Vestiu-se e voltou para a vila, onde os homens o aguardavam. A mulher conversava com outras pessoas normalmente e não parecia contar nada realmente importante. Talvez ainda não fosse a hora de terminarem com aquilo, talvez ainda precisassem de mais alguma prova. A única mudança que ele percebeu foi a do olhar geral da vila. Muitos que antes o viam com suspeita, deixaram de lado a desconfiança e pareciam aceitá-lo.
Ele só não saberia dizer por quanto tempo aquilo iria durar.

2 comentários:

Tiny Tanuki disse...

Ai que agonia que eu tenho dessa terra dele xD Não ia conseguir viver nem uma semana lá, com um Sol desses.. até entendo porque ele é tão atormentado com isso... e não sabia que ele queria voltar pra casa o.o achava que só queria morrer ou sumir.

Ah, eu estou adorando os posts e o tamanho deles *-*

Fonftka disse...

Achei que esse post foi bem diferente dos anteriores. Sinto que no começo ele mais parecia uma criatura qualquer que uma pessoa mesmo, mas agora vimos que ele pensa com complexidade e lógica ainda, acho que é a primeira vez em que isso acontece dessa forma. Talvez voltar ao contato com outras pessoas tenha despertado esse lado humano nele de novo... ou então ele simplesmente não tinha motivos para usá-lo antes de ser achado.
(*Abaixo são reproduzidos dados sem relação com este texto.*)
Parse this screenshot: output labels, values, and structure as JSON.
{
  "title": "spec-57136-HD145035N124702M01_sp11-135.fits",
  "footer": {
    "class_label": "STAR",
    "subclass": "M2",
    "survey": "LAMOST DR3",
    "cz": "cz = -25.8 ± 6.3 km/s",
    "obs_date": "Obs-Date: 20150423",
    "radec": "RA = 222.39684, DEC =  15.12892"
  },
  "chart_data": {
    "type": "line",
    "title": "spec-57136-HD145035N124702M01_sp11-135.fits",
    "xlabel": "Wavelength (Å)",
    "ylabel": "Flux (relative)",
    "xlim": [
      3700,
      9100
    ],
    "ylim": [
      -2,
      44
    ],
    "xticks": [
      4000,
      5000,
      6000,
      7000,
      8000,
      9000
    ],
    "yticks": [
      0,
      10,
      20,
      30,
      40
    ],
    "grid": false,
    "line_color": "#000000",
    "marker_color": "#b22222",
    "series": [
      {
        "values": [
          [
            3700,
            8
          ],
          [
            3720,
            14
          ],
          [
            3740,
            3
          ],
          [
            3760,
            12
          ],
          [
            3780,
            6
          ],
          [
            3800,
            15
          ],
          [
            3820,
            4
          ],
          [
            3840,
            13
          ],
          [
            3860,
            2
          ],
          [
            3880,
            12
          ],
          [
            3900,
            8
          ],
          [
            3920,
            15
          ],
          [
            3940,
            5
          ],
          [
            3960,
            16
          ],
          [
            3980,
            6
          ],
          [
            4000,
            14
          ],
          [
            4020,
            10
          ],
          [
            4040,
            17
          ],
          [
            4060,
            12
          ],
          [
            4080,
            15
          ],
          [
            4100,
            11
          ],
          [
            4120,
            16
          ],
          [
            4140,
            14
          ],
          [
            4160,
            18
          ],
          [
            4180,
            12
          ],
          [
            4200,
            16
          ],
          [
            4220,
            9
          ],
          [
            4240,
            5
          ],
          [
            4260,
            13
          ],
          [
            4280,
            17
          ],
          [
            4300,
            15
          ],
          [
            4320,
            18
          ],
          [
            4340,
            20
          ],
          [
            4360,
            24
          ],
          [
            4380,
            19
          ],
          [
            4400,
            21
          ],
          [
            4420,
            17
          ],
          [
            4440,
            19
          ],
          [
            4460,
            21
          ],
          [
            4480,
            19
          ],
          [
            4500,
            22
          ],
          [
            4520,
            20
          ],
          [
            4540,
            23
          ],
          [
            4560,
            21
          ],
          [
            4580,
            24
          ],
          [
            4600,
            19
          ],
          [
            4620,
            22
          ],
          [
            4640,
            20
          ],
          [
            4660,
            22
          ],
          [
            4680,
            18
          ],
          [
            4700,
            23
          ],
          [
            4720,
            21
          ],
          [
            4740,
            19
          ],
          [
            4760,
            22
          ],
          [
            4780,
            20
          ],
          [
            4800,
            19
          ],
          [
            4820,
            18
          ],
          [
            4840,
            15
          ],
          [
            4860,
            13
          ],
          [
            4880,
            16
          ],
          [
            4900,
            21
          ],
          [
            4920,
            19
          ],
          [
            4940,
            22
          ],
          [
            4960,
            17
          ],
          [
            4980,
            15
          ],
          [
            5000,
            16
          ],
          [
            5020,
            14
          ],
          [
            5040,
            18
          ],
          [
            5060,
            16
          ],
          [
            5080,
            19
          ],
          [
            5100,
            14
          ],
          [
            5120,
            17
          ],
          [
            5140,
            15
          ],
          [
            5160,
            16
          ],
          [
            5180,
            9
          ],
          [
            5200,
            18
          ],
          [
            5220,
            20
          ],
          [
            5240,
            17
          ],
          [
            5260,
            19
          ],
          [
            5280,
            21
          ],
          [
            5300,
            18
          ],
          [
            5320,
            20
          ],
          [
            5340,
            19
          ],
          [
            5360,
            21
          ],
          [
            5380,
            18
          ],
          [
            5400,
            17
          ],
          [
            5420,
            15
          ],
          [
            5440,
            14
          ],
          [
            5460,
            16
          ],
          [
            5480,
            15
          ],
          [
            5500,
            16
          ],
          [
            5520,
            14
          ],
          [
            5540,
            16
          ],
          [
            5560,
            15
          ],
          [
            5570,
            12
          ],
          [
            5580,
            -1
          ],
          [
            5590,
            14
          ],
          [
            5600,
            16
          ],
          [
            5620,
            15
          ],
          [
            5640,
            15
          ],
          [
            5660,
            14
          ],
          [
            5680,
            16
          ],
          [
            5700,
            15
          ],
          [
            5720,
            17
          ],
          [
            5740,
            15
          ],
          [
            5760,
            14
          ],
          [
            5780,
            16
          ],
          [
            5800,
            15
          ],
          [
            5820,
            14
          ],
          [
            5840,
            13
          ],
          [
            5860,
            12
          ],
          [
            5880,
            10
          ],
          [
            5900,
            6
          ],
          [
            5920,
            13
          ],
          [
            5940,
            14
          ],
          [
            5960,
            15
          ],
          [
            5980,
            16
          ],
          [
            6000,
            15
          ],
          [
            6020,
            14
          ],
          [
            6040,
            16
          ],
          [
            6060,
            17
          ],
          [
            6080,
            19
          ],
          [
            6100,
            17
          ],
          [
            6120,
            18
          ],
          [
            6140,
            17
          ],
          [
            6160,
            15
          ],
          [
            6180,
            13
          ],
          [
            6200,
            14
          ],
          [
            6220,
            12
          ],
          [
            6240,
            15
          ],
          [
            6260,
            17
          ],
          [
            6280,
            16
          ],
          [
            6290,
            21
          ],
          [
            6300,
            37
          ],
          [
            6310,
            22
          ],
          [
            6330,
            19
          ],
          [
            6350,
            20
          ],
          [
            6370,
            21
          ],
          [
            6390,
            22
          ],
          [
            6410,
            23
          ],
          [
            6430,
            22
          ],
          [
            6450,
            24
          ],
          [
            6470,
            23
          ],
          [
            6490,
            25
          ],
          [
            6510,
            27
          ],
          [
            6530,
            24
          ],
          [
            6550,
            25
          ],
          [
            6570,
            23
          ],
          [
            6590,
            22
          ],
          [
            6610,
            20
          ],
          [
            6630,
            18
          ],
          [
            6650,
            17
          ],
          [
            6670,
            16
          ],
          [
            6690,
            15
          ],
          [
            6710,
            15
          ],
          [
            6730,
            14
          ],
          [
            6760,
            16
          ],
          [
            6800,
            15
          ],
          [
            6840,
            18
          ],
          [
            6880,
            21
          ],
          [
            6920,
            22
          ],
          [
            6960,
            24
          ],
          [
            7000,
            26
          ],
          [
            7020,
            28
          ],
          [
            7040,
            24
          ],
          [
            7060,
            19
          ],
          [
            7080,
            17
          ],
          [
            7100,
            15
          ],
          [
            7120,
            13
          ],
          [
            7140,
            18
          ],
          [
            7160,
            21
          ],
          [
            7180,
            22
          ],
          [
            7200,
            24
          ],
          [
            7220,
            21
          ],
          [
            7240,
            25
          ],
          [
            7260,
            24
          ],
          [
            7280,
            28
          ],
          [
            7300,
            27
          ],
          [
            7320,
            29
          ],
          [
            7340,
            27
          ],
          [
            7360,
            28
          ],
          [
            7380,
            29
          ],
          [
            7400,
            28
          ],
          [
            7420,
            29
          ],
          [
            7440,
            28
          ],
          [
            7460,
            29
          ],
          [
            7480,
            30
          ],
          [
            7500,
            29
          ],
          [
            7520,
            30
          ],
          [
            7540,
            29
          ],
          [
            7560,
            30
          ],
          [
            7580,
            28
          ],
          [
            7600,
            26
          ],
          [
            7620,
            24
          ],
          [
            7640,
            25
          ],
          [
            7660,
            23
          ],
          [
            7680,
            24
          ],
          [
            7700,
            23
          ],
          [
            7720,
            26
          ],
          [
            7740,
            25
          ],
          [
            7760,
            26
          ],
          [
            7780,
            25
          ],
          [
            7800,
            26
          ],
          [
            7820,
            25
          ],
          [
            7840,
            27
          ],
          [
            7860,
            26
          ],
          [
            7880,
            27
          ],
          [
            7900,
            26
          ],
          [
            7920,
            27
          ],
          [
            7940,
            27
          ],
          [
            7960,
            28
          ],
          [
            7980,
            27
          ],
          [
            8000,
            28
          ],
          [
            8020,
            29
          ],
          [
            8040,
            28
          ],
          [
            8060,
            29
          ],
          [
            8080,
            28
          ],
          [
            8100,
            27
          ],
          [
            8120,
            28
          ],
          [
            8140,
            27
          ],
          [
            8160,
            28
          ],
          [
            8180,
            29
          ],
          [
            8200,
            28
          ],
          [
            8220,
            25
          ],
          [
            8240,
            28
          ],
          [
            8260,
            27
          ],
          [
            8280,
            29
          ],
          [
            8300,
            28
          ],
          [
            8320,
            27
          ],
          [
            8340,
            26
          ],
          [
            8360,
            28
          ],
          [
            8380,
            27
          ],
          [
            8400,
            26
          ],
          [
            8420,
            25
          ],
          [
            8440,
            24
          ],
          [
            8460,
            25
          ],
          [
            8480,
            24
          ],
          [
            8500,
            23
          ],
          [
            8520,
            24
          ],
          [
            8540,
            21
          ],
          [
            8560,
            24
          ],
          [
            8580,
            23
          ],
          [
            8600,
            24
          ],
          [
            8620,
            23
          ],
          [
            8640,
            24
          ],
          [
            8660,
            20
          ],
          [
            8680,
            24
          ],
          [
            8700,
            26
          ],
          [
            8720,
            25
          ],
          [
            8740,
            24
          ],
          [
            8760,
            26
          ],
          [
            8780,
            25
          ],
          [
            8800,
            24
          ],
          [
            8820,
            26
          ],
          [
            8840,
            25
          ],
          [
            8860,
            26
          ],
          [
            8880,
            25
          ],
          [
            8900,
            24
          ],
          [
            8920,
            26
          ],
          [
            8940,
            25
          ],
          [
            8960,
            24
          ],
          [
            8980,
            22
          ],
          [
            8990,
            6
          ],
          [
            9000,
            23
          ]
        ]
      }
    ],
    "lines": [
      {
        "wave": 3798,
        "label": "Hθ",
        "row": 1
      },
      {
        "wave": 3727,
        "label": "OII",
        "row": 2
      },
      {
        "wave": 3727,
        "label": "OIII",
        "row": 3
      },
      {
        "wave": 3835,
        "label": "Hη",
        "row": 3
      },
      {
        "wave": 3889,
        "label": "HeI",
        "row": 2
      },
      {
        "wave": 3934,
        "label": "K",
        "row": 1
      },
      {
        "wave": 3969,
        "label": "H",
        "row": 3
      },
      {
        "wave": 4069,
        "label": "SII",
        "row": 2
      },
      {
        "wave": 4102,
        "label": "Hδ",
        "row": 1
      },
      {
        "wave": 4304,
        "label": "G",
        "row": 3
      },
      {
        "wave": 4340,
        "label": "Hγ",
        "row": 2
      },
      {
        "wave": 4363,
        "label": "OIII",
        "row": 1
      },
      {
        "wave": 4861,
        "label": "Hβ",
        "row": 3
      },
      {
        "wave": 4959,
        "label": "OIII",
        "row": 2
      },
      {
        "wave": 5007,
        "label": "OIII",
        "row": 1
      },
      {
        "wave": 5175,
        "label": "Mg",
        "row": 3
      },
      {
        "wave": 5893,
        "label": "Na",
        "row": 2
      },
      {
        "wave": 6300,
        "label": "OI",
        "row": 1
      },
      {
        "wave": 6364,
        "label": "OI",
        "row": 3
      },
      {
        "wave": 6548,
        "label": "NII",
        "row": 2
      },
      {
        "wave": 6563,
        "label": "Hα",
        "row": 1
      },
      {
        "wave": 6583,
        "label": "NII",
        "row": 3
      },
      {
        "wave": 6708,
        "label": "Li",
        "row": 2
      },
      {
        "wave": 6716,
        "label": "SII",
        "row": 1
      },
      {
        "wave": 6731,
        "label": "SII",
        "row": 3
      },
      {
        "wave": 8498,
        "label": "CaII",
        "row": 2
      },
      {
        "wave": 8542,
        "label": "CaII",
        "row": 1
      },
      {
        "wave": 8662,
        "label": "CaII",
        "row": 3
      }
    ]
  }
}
ENOOOORME! Cada vez maior. E ficando com um clima mais tenso também, pelo que percebo. Acho que a história passou a ganhar mais racionalidade conforme você foi escrevendo também... difente daquele jeito intuitivo como você começou. Não é ruim, ela tá progredindo e eu quero mesmo ver onde isso vai dar! Não sei dizer também se quero que ele morra ou não, sabe. XD Estou tentando apenas assistir à história mesmo, mais que me apegar a esse homem tão cheio de traumas.